A couple of months ago, I wrote an essay about camp, and much of what I say about trash here is also true of camp. Often a work of art can be trashy and camp at the same time, and the two identities clearly overlap. Trash offers similar pleasures to camp: a sense of superiority as we look down at what other, less discerning people take seriously. Just as bling is worn to show off wealth, nights spent with other aficionados at Eurovision or Rocky Horror can be critiqued as sly demonstrations of sophistication, but I think this is unfair: mainly they’re just an excuse to party and we don’t need to overthink it. And, as with camp, this ironising gaze has spread out beyond like-minded subcultural cliques into the population at large, so any sense of intellectual superiority from enjoying trash is well and truly gone. We are all devo now.

One field where there is little public enjoyment of trash is contemporary painting, sculpture and art. Many traditionalists, of course, argue that this is because a lot of highly-regarded contemporary art is trash to begin with, and we have been hoodwinked by critics and art dealers into accepting it as meaningful and valuable because this oils the greasy wheels of the art market.
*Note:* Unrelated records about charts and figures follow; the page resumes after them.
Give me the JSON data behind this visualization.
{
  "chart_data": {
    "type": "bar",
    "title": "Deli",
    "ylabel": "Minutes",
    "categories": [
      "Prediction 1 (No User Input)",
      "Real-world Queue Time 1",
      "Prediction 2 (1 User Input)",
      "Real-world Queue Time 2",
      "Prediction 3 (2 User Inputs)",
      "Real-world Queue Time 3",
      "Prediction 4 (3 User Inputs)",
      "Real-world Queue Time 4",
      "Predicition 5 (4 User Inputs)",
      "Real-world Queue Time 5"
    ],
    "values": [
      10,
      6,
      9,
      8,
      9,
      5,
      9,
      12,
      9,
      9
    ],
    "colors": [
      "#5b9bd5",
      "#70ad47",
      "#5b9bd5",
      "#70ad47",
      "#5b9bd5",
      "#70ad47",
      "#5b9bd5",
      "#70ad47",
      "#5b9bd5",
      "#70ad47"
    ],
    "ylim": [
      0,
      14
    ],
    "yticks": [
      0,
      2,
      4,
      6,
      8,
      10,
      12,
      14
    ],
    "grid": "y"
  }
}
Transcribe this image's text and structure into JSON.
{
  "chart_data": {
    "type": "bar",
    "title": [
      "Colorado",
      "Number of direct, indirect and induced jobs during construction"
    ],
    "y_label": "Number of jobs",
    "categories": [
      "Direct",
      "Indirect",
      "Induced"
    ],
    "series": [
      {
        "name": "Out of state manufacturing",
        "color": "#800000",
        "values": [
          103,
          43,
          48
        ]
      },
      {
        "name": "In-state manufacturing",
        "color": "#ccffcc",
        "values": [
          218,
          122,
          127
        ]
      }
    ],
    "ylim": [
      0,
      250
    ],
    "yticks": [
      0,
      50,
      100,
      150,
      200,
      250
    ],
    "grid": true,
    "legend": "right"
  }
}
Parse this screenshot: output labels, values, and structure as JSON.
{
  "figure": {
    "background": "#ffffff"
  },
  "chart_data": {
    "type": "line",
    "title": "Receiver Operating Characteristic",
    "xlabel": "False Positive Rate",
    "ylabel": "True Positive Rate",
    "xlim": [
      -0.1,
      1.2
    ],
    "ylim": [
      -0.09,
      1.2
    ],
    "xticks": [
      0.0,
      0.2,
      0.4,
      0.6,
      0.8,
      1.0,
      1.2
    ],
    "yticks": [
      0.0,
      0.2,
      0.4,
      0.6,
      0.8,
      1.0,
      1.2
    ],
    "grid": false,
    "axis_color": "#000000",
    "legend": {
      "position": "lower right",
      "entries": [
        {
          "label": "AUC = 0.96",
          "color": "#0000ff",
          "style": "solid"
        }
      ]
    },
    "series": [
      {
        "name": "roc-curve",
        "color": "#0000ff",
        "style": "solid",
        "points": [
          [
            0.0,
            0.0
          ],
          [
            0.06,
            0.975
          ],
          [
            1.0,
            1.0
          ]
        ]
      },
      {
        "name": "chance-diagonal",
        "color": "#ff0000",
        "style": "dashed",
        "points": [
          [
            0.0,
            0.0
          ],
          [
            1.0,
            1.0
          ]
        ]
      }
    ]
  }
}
Also, very often, as in the work of people like Koons, the Chapman Brothers, and Gilbert and George, the irony and pastiche is built into the artwork, so it becomes almost impossible to ironise it further. Contemporary art is also supported by abstruse and impressive-sounding theory, so many of the people who feel confident about laughing out loud at Plan 9 from Outer Space or Glen or Glenda may not feel the same confidence when looking at Hirst’s spot paintings in a gallery. And even if they do think that his art is grossly overrated, there won’t be the same sense of fun in rejecting it, so I think they’re more likely to categorise it as rubbish (which has no glitter) than trash (which usually has).

Does this mean there is good trash and bad trash? After all, people commonly say that something ‘is so bad that it’s good’, and a cult builds up around it, as happened to the soap opera, Neighbours, on UK university campuses. The aesthetic response becomes ambivalent because there is often a genuine love of the trashy art form, with irony as a way of enjoying it while silencing a feeling deep inside that perhaps one shouldn’t. Plus, of course, there is the simple social pleasure of belonging to a gang of friends having a good time together. As I said earlier about noir, I think the key difference between trash and mediocrity is that the latter is flat and boring whereas the best trash has an outrageous, in-your-face liveliness that is as confident and brash as it is awful.

Personally I have no issue at all with a love of trash and I don’t think we should judge people because they haven’t read Dostoevsky or watched Persona.  Let’s not forget that the theatre which happened in the Globe was generally seen as disposable and who knows how today’s work will be judged in the future? Hard-boiled novels, for example, are now more highly rated than a lot of work which was seen as far more worthy and significant at the time, work which was said to ‘explore the human condition’ while pulp was just about guns and gals and gangsters. I’ll finish by making it clear that I certainly wouldn’t want everything to be trash, and I worry that the commodification of Art is sending us in that direction. I also personally think that a lot of modern art is pretentious rubbish and doesn’t deserve to be classified as trash. But as we open our carton of popcorn and sit back to enjoy The Wasp Woman or The Brain That Wouldn’t Die, let’s celebrate a simple reality: sometimes girls, and even boys, just want to have fun.